WSU researcher plays key role in carrot crop protection project

A researcher transplants carrots in a seed crop experimental plot.
Lindsey du Toit transplanting carrots in a seed crop experimental plot.

Lindsey du Toit has battled pathogens on carrot seed crops for 20 years as a scientist at Washington State University.

She is now part of a new $3 million USDA Specialty Crops Research Initiative (SCRI) project, led by Jeremiah Dung at Oregon State University, that aims to defeat a common bacterial pathogen that causes problems for carrot farmers.
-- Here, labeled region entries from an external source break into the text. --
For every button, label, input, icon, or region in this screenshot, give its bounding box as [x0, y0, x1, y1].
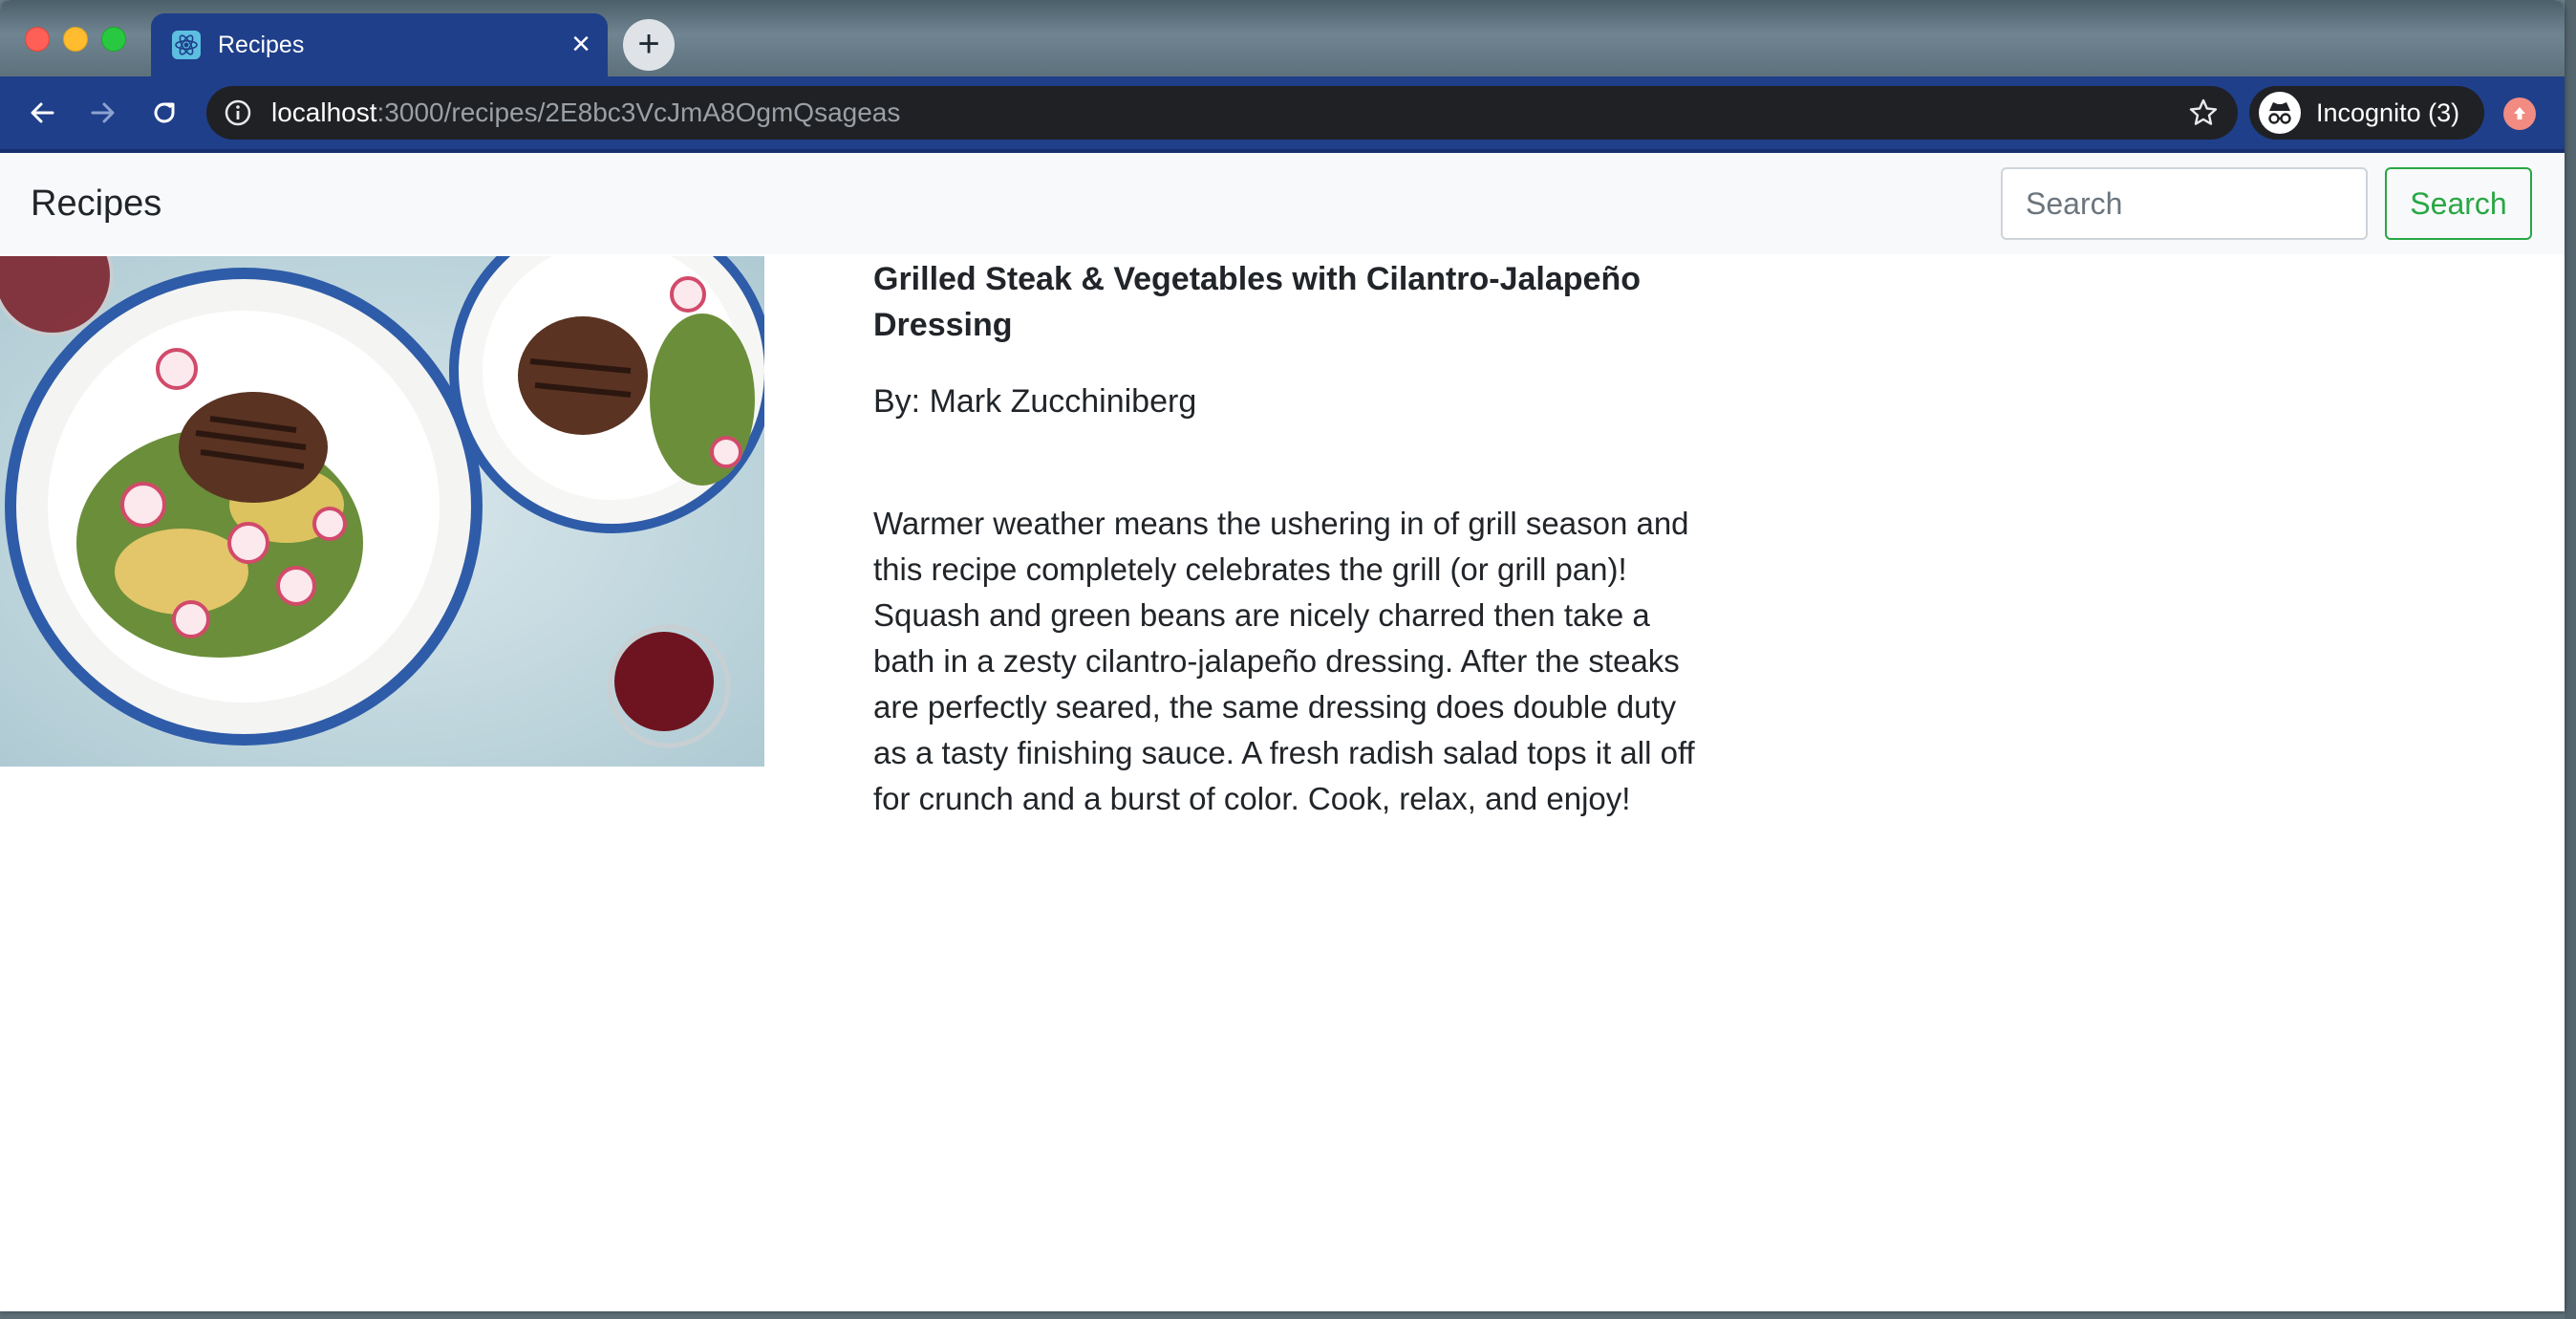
close-window-button[interactable]	[25, 27, 50, 52]
react-icon	[172, 31, 201, 59]
minimize-window-button[interactable]	[63, 27, 88, 52]
maximize-window-button[interactable]	[101, 27, 126, 52]
arrow-left-icon	[31, 102, 54, 123]
star-icon[interactable]	[2188, 97, 2219, 128]
forward-button[interactable]	[80, 90, 126, 136]
tab-title: Recipes	[218, 32, 305, 58]
recipe-description: Warmer weather means the ushering in of …	[873, 506, 1695, 816]
url-path: :3000/recipes/2E8bc3VcJmA8OgmQsageas	[376, 97, 901, 127]
extension-icon[interactable]	[2503, 97, 2536, 130]
search-input[interactable]	[2001, 167, 2368, 240]
recipe-image	[0, 256, 764, 767]
url-text: localhost:3000/recipes/2E8bc3VcJmA8OgmQs…	[271, 98, 900, 127]
search-button[interactable]: Search	[2385, 167, 2532, 240]
reload-button[interactable]	[141, 90, 187, 136]
tab-strip: Recipes × +	[0, 0, 2565, 76]
close-tab-icon[interactable]: ×	[562, 25, 600, 63]
incognito-icon	[2259, 92, 2301, 134]
browser-window: Recipes × + localhost:3000/recipes/2E8bc…	[0, 0, 2565, 1311]
recipe-author: By: Mark Zucchiniberg	[873, 383, 1197, 420]
navbar-brand[interactable]: Recipes	[31, 180, 161, 227]
browser-toolbar: localhost:3000/recipes/2E8bc3VcJmA8OgmQs…	[0, 76, 2565, 153]
address-bar[interactable]: localhost:3000/recipes/2E8bc3VcJmA8OgmQs…	[206, 86, 2238, 140]
recipe-title: Grilled Steak & Vegetables with Cilantro…	[873, 261, 1642, 343]
incognito-label: Incognito (3)	[2316, 98, 2460, 127]
page-viewport: Recipes Search Search Grilled Steak & Ve…	[0, 153, 2565, 1311]
arrow-right-icon	[91, 102, 115, 123]
tab-recipes[interactable]: Recipes ×	[151, 13, 608, 76]
navbar: Recipes Search	[0, 153, 2565, 254]
info-icon[interactable]	[224, 98, 252, 127]
back-button[interactable]	[19, 90, 65, 136]
reload-icon	[154, 102, 175, 123]
desktop-background	[2565, 0, 2576, 1319]
incognito-profile-button[interactable]: Incognito (3)	[2249, 86, 2484, 140]
new-tab-button[interactable]: +	[623, 19, 675, 71]
url-host: localhost	[271, 97, 377, 127]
Du Toit, a professor and Extension specialist in WSU’s Department of Plant Pathology, will look at integrated pest management approaches to dealing with bacterial blight of carrot seed crops, the methods used to reduce disease pressure in fields, and how the pathogen survives. Her research will be used to finds ways to reduce that survival.

Dung, an associate professor at Oregon State University’s Madras Research & Extension Center, completed MS and PhD degrees in WSU’s plant pathology department.

“It’s an important project,” said du Toit, who is based out of WSU’s Mount Vernon Northwestern Washington Research and Extension Center. “This is one of those diseases that’s really humbling for pathologists because it’s really hard to fight. Working on a project of this scale brings together a great team of scientists that should help better manage the impact the disease has on seed crops.”

Up to 70% of the world’s supply of carrot seed is grown in the Pacific Northwest, so it’s a hugely important crop that is shipped to carrot growers around the planet. The bacterium can survive in seeds and manifest in the crops grown from that seed, making it particularly harmful for the entire industry.